On 2020-08-20 08:32, rhkramer@gmail.com wrote:
On Thursday, August 20, 2020 03:43:55 AM tomas@tuxteam.de wrote:
Contraty to the other (very valid) points, my backups are always on
a LUKS drive, no partition table. Rationale is, should I lose it, the
less visible information the better. Best if it looks like a broken
USB stick. No partition table looks (nearly) broken :-)

I always use a partition table, to reduce the chance of confusing myself. ;-)


I have two questions:

    * I suppose that means you create the LUKS drive on, e.g., /dev/sdc rather
than, for example, /dev/sdc<n>?  (I suppose that should be easy to do.)

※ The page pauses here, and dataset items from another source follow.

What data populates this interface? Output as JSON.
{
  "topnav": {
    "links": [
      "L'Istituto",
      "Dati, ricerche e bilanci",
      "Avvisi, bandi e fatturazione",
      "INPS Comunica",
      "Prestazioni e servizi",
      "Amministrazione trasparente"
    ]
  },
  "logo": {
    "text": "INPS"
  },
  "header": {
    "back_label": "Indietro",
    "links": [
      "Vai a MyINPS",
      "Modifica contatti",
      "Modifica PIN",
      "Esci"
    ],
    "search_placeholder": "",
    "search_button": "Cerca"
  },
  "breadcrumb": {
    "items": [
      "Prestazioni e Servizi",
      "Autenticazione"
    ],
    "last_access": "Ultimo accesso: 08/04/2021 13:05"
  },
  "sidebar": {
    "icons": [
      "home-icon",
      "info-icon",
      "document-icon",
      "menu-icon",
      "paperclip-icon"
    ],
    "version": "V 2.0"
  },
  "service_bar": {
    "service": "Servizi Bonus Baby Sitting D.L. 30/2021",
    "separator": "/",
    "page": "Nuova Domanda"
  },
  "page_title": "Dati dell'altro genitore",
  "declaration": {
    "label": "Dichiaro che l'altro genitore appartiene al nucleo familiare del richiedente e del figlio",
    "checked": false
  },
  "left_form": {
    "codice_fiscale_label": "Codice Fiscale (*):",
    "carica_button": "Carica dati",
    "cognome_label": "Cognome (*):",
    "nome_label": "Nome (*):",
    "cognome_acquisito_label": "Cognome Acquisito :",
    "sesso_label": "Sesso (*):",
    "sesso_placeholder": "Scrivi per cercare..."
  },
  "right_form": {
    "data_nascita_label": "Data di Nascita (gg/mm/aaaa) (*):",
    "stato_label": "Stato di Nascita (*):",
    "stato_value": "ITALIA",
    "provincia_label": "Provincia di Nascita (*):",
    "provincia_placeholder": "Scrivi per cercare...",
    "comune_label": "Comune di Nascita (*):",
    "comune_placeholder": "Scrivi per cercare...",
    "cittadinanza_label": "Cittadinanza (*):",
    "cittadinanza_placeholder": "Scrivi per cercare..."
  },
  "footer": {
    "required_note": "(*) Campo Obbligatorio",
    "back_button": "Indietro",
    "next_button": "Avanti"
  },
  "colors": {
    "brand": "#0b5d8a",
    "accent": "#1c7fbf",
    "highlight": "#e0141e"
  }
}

    * But, I'm wondering, how much bit rot would it take to make the entire
backup unusable, and what kind of precautions do you take (or could be taken)
to avoid that?

I have been pondering bit-rot mitigation on non-checksumming filesystems.


Some people have mentioned md RAID. tomas has mentioned LUKS. I believe both of them add checksums to the contained contents. So, bit-rot within a container should be caught by the container driver. In the case of md RAID, the driver should respond by fetching the data from another drive and then dealing with the bad block(s); the application should not see any error (?). I assume LVM RAID would respond like md RAID (?). In the case of LUKS, the driver has no redundant data (?) and will have no choice but to report an error to the application (?). I would guess LVM non-RAID would behave similarly (?).


For all three -- md, LUKS, LVM -- I don't know what happens for bit rot outside the container (e.g. in the container metadata).